Comment expliquez-vous l'augmentation de la fiscalité locale?
La première raison, c'est que nous sommes en début de mandat. La poussée actuelle est liée au cycle électoral. Les nouvelles équipes ont tendance à augmenter les impôts tout de suite, de façon à ne pas avoir à les augmenter avant les élections. Certaines veulent se reconstituer des marges financières de manière à pouvoir financer leurs projets. Les communes doivent également compenser la faible augmentation des bases. Même si, cette année, les bases ont été augmentées de 2,5%, elles progressent en général moins vite que le PIB. En 2008, l'augmentation des bases foncières n'avait été que 1,6%, soit moins que l'inflation.
Le désengagement de l'État explique-t-il aussi l'augmentation de la fiscalité locale?
La tendance actuelle est effectivement au désengagement de l'État. Tous transferts confondus, l'ensemble des dotations n'augmente cette année que de2%. Si les dépenses des communes augmentent plus vite, elles doivent compenser.
Les communes sont-elles trop dépensières?
C'est difficile de porter un jugement. Les communes répondent à une demande. Une fois qu'elles ont décidé d'investir, elles doivent couvrir les dépenses de fonctionnement. Un investissement de 100EUR génère12EUR de fonctionnement. Plus une commune investit, plus cela induit des frais de fonctionnement. Or, depuis 2002, l'investissement local a très fortement augmenté.
Les impôts locaux ont-ils, selon vous, atteint un niveau qui devient pour certains difficilement supportable?
C'est vrai que l'impôt local a pris une importance qu'il n'avait pas il y a vingt ans. C'est la contrepartie de la mise à disposition d'équipements publics assez remarquables. La lourdeur de l'impôt explique aussi qu'aujourd'hui, dans certaines villes, seule une minorité de contribuables paie intégralement la taxe d'habitation. Un tiers de cette taxe est financé par le budget national.

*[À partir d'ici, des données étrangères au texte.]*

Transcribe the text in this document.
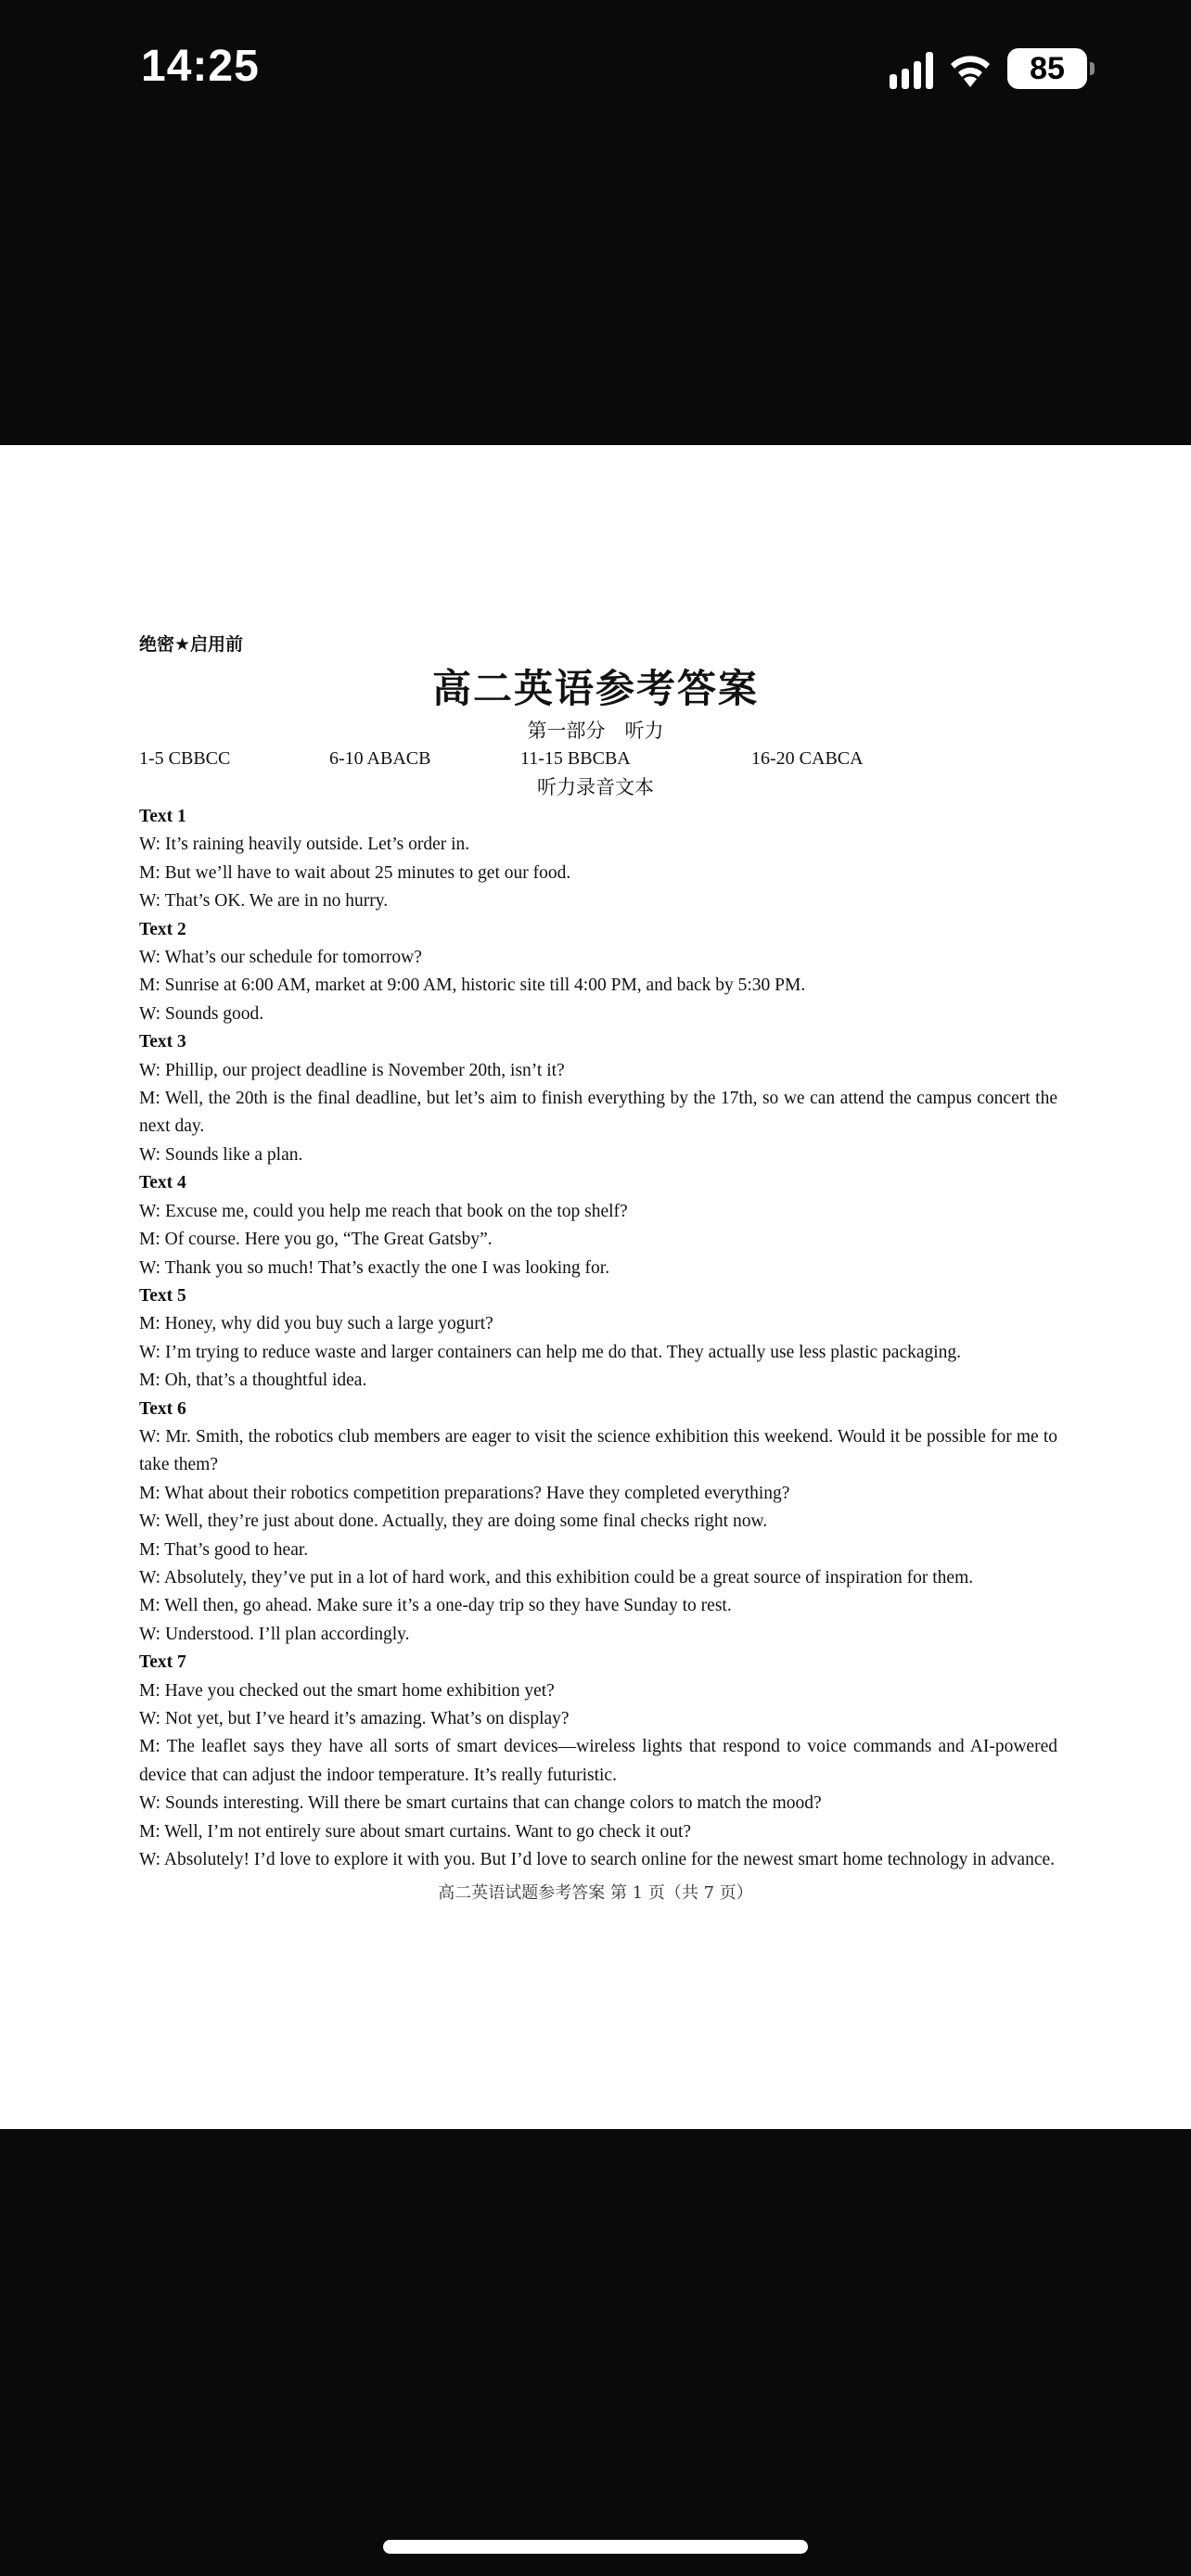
14:25	85
绝密★启用前
高二英语参考答案
第一部分　听力
1-5 CBBCC	6-10 ABACB	11-15 BBCBA	16-20 CABCA
听力录音文本
Text 1
W: It’s raining heavily outside. Let’s order in.
M: But we’ll have to wait about 25 minutes to get our food.
W: That’s OK. We are in no hurry.
Text 2
W: What’s our schedule for tomorrow?
M: Sunrise at 6:00 AM, market at 9:00 AM, historic site till 4:00 PM, and back by 5:30 PM.
W: Sounds good.
Text 3
W: Phillip, our project deadline is November 20th, isn’t it?
M: Well, the 20th is the final deadline, but let’s aim to finish everything by the 17th, so we can attend the campus concert the next day.
W: Sounds like a plan.
Text 4
W: Excuse me, could you help me reach that book on the top shelf?
M: Of course. Here you go, “The Great Gatsby”.
W: Thank you so much! That’s exactly the one I was looking for.
Text 5
M: Honey, why did you buy such a large yogurt?
W: I’m trying to reduce waste and larger containers can help me do that. They actually use less plastic packaging.
M: Oh, that’s a thoughtful idea.
Text 6
W: Mr. Smith, the robotics club members are eager to visit the science exhibition this weekend. Would it be possible for me to take them?
M: What about their robotics competition preparations? Have they completed everything?
W: Well, they’re just about done. Actually, they are doing some final checks right now.
M: That’s good to hear.
W: Absolutely, they’ve put in a lot of hard work, and this exhibition could be a great source of inspiration for them.
M: Well then, go ahead. Make sure it’s a one-day trip so they have Sunday to rest.
W: Understood. I’ll plan accordingly.
Text 7
M: Have you checked out the smart home exhibition yet?
W: Not yet, but I’ve heard it’s amazing. What’s on display?
M: The leaflet says they have all sorts of smart devices—wireless lights that respond to voice commands and AI-powered device that can adjust the indoor temperature. It’s really futuristic.
W: Sounds interesting. Will there be smart curtains that can change colors to match the mood?
M: Well, I’m not entirely sure about smart curtains. Want to go check it out?
W: Absolutely! I’d love to explore it with you. But I’d love to search online for the newest smart home technology in advance.
高二英语试题参考答案 第 1 页（共 7 页）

La taxe d'habitation est-elle une taxe juste?
Non, c'est une taxe injuste. Elle ignore le revenu du contribuable et l'évolution du marché locatif qui a profondément changé. Les valeurs locatives sont certes réévaluées chaque année mais elles ne sont pas en rapport avec la valeur réelle du logement. La grille de référence date du début des années 1970. Conséquence, la taxe d'habitation pèse proportionnellement plus lourdement sur les contribuables les plus modestes.